Lagan estava sozinho, mas começou a viagem em um grupo com mais 3 colegas. No dia anterior, eles se separaram. Dois iriam para o Oeste, um ficaria naquela cidade, mesmo. E ele ainda tinha bastante chão para cobrir em direção ao Norte. Apertou o passo enquanto ajeitava as camadas de roupa. O tempo estava esquentando. A floresta vibrava com tanta vida. Logo chegou em um riacho. Ele sabia que mais ao Leste o riacho ganhava corpo e virava um largo rio, e ia desaguar no mar. Andou um pouco acompanhando o leito cheio de pedras, até encontrar uma estrada e uma ponte. Atravessou e continuou sua jornada.

O Sol já estava alto quando ele parou. Precisava comer. Retirou alguns legumes e raízes de sua mochila. Acendeu uma pequena fogueira e colocou uma panela com água para ferver. Picotou os legumes, salgou e esperou cozinhar. Andou ao redor e encontrou algumas ervas para ajudar no sabor e no cheiro. Quando estava pronto, comeu a sopa direto da panela, limpando em seguida. Comeu um pedaço de carne seca para acompanhar e tomou um gole do vinho que carregava. A quantidade era pouca, mas ele havia ganhado na cidade anterior e não era tão ruim. O lado bom de viajar depois de graduar na Academia é que não era incomum conseguir um agrado nas cidades que passava. Dormir no celeiro ou ganhar alguns pães para a viagem. Pequenos agradecimentos por servir na Força Juvenil e proteger a terra. Como se não fosse obrigatório servir na Força Juvenil enquanto estudava na Academia Real.

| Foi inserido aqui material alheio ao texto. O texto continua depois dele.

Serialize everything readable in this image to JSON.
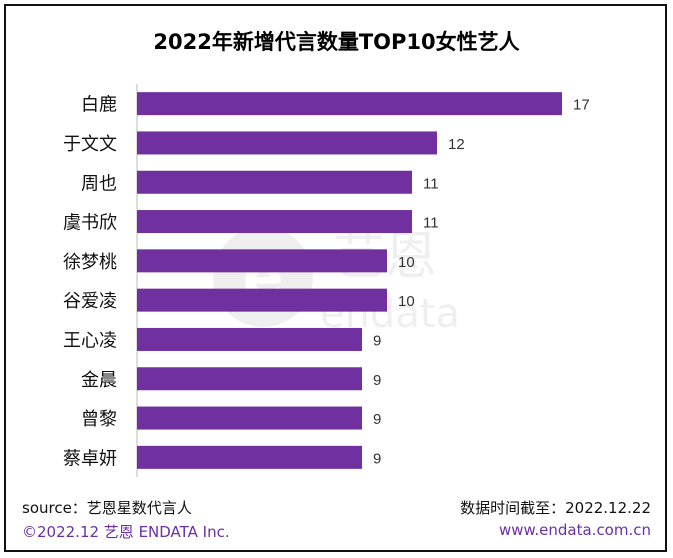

Lagan novamente recolheu suas coisas e voltou a caminhar. Ele calculava chegar na próxima cidade até o anoitecer. Tinha encontrado a estrada e já começava a passar por várias propriedades rurais. Ele gostava de observar os animais pastando, as plantações regulares, as cercas de madeira, os espaços de bosque. Vez ou outra cruzava com alguém e acenava com a cabeça em respeito, desejando boa tarde. O dia estava passando tranquilo.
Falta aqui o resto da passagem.